Aussi, la 32e journée mondiale de la liberté de la presse marque un tournant par rapport aux valeurs sur lesquelles repose la presse gabonaise. Il est vrai que cette journée a pour but de célébrer la presse dans tous ses aspects, car elle représente un pilier indispensable à l’épanouissement démocratique d’un pays. La presse joue le rôle de garant d’une information fiable dans un monde où chacun semble asséner ses vérités et ses contre vérités.
Le monde est en pleine mutation dans le numérique, que tous les secteurs de la société en sont immergés. Globalement, nous constatons qu’il y a des pays dont les sociétés sont déjà plus numérisées que d’autres; c’est dans cette optique que notre pays le Gabon en vue de prendre le train en marche, maximise des conférences et des formations dans le domaine de l’IA. Notamment dans le secteur de la presse et des médias, ou les méthodes d’exécution du métier semblent pour la plupart erronées.

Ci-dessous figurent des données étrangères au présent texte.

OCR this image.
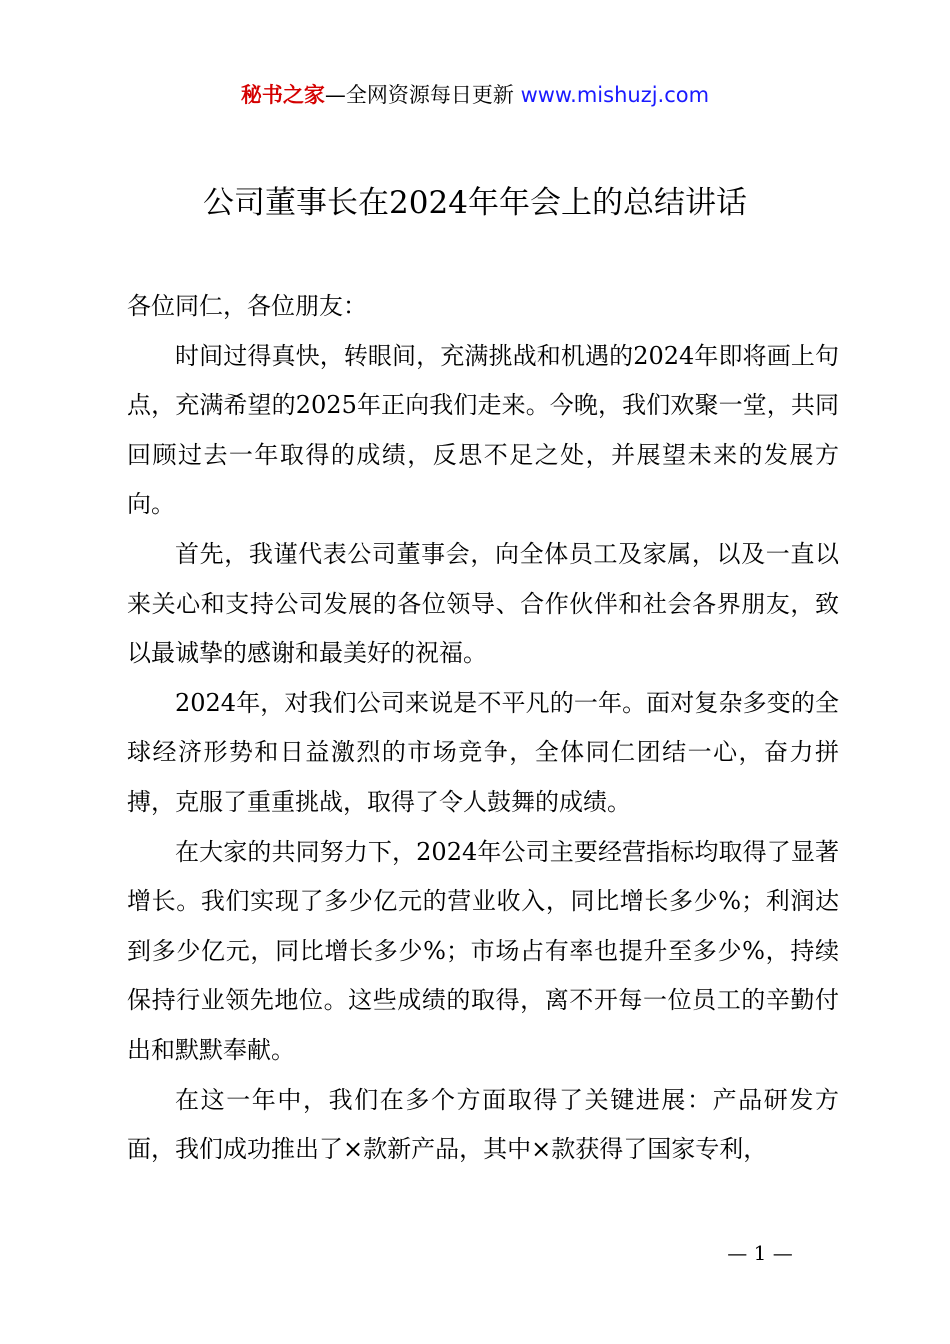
秘书之家—全网资源每日更新 www.mishuzj.com
公司董事长在2024年年会上的总结讲话

各位同仁，各位朋友：

时间过得真快，转眼间，充满挑战和机遇的2024年即将画上句点，充满希望的2025年正向我们走来。今晚，我们欢聚一堂，共同回顾过去一年取得的成绩，反思不足之处，并展望未来的发展方向。

首先，我谨代表公司董事会，向全体员工及家属，以及一直以来关心和支持公司发展的各位领导、合作伙伴和社会各界朋友，致以最诚挚的感谢和最美好的祝福。

2024年，对我们公司来说是不平凡的一年。面对复杂多变的全球经济形势和日益激烈的市场竞争，全体同仁团结一心，奋力拼搏，克服了重重挑战，取得了令人鼓舞的成绩。

在大家的共同努力下，2024年公司主要经营指标均取得了显著增长。我们实现了多少亿元的营业收入，同比增长多少%；利润达到多少亿元，同比增长多少%；市场占有率也提升至多少%，持续保持行业领先地位。这些成绩的取得，离不开每一位员工的辛勤付出和默默奉献。

在这一年中，我们在多个方面取得了关键进展：产品研发方面，我们成功推出了×款新产品，其中×款获得了国家专利，

— 1 —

Pour rappel, l’intelligence artificielle (IA) est une branche de l’informatique qui vise à programmer les ordinateurs, afin qu’ils imitent l’intelligence humaine. L’ IA date de 1946, le premier algorithme a été créé par le Britannique Alan Turing. Son apport dans le monde des médias est un atout indispensable car possédant de nombreux avantages : comme, une rédaction autonome des articles de presse, une personnification des contenus, la détection des fake news, l’ accès à un plus grand nombre d’informations précises, un traitement d’informations avec une précision et un délai très court. Comme tout outil, il possède néanmoins des inconvénients. Le seul qui existe est l’homme lui-même, créateur des différents algorithmes, c’est lui qui émet des données, alors s’il l’utilise à des fins négatives, l’ IA ne fera qu’exécuter.
En somme, la journée mondiale de la presse est une initiative, mise en place afin d’honorer ce métier, qui est un symbole fort de démocratie dans un pays. L’avènement de l’IA dans ce secteur est un grand pas vers le progrès.
Gageons que la presse gabonaise puisse intégrer ce système innovant dans son éthique rédactionnelle et s’y adapter.. Pour favoriser une adaptation dès plus rapide, quelques recommandations : – Créer des partenariats dans la presse, c’est-à-dire que les structures les plus développées dans ce domaine, montré leur savoir-faire à celles qui le sont le moins;
– Former les journalistes sur l’application de l’ IA;.
– Développer des plateformes locales;
– Favoriser la politique publique pour l’IA.